The One Million IOPS game

Few months back I saw an press release on Reuters from Fusion IO and HP claiming to hit 1 Million IOPS with a combination of Five 320GB ioDrives Duos and Six 160GB IO drives in an HP Proliant DL785 G5 which is a 4 Socket server with each socket having 4 cores, that makes a total of 16 cores in the server. I went saying wow that is amazing, a million IOPS is something any DBA running a high performance Database would like to get hands on. But when I did a quick search on the Internet for on how affordable the solution would be, I was horrified to see the cost which was clsoe enough to buy me couple of Mercedes E class sedan, all though the performance was stellar the cost and 2KB chunk size made me say which application does a 2KB read/write anyways, the default windows allocation is 4KB.
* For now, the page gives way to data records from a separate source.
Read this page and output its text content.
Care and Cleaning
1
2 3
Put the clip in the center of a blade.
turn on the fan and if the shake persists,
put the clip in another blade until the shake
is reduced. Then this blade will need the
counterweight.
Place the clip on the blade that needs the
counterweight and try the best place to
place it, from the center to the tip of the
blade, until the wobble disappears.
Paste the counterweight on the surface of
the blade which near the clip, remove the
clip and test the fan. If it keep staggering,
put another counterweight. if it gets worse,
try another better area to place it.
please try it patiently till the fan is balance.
As time went by I got busy with other work till our Nand Storage Group  told us that they are coming up with a product concept based on PCIe to show a real 1 Million IOPS with 4KB block sizes which application in real world uses. This triggered the thought on what takes to achieve a 1 Million IOPS using generically available off-the shelf components.  I hit my lab desk to figure out what it takes.

Basically getting a Million IOPS depends on Three things:

1. Blazing fast Storage drives.
2. Server hardware with enough PCIe slots and good  processors.
3. Host Bus Adapters capable of handling the significant number of IOPS


  Intel Solid State Drives was my choice, there has been a lot discussed and written about the performance of Intel SSD's and that was easy choice make. I selected Intel X25-M 160GB MLC drives made using 34nm process. These drives are rated for 35K Random 4KB read IOPS and seemed like a perfect fit for my testing.

Then I started searching for the right Dual Socket server, this Intel® Server Systems SR2625URLX with 5 PCIe 2.0 x8 provided enough slots to connect HBA's. The server was configured with Two Intel Xeon W5580 running at 3.2Ghz and 12GB of memory.

Search for the HBA was ended when LSI showed their 9210-8i series (Code named as Falcon) which has  been rated to perform 300K IOPS. These are entry level HBA's which can be configured to hook up up to Eight drives to eight Internal ports.

Finally I had to house the SSD's some where in a nice looking container, and a container was necessary to provide power connectivity to the drives. I zeored in on Super Micro 2U SuperChassis 216 SAS/SATA HD BAY, this came with Dual power supply and without any board inside it, but it provided me an option to simply plug in the drives to the panel and not worry about getting them powered. The other interesting thing about this Chassis is that, it comes with Six individual   connectors on the back plane so all each connector handles only Four drives, this is very different from active back planes which routes the signal across all the drives connected to them, this allowed me to just connect 4 drives per port on the HBA.  I also had to get a 4 slot disk enclosure ( Just some unnamed brand from local shop) in total I had capability to connect 28 drives.

With all the hardware in place, I went ahead and installed Windows 2008 enterprise server edition and Iometer (Open source tool to test IO performance). 2 HBA's were populated fully utilizing all 8 ports on them while other 3 HBA's were just populated with 4 ports only.  The drives were left without a partition on them. Iometer was configured with two manager processes with 19 worker threads 11 on one Manager and 8 on the other. The 4KB Random reads were selected with Sector alignment set to 4KB. The IOmeter was set to fetch last update on the result screen.




Once the test started with 24 drives, and felt I was short of few thousands to reach 1M IOPS so I had to find the 4 bay enclosure to connect another 4 more SSD's taking the total number of SSD's to 28. There was a Million sustained IOPS from the server with an average of 0.88 ms latency and 80-85% of CPU utilization.  Please see below pics for more pictorial representation of the setup.


Recently we demonstrated this setup at Intel Developer Forum 2009 at San Francisco, this grabbed attention of many visitors due to the fact that this is something an IT  organization can achieve realistically without spending a lot of initial investment, the good thing about this setup is that the availability of parts and equipments in open market. As Intel we wanted to get this thought started that High Performance storage without robbing a ton of money from your IT department's budget. Once a storage admin gets the idea on what is possible the industry will take more innovative approach to expand and tryout new setups using of the shelf components.

Next Steps:

I would be spending sometime to get this setup running with a RAID config and possibly use a real world application to drive the storage. This needs a lot of CPU resources and I have in mind one upcoming Platfrom from Intel which will let me do this. . I come up with followup experiments.

-Bhaskar Gowda.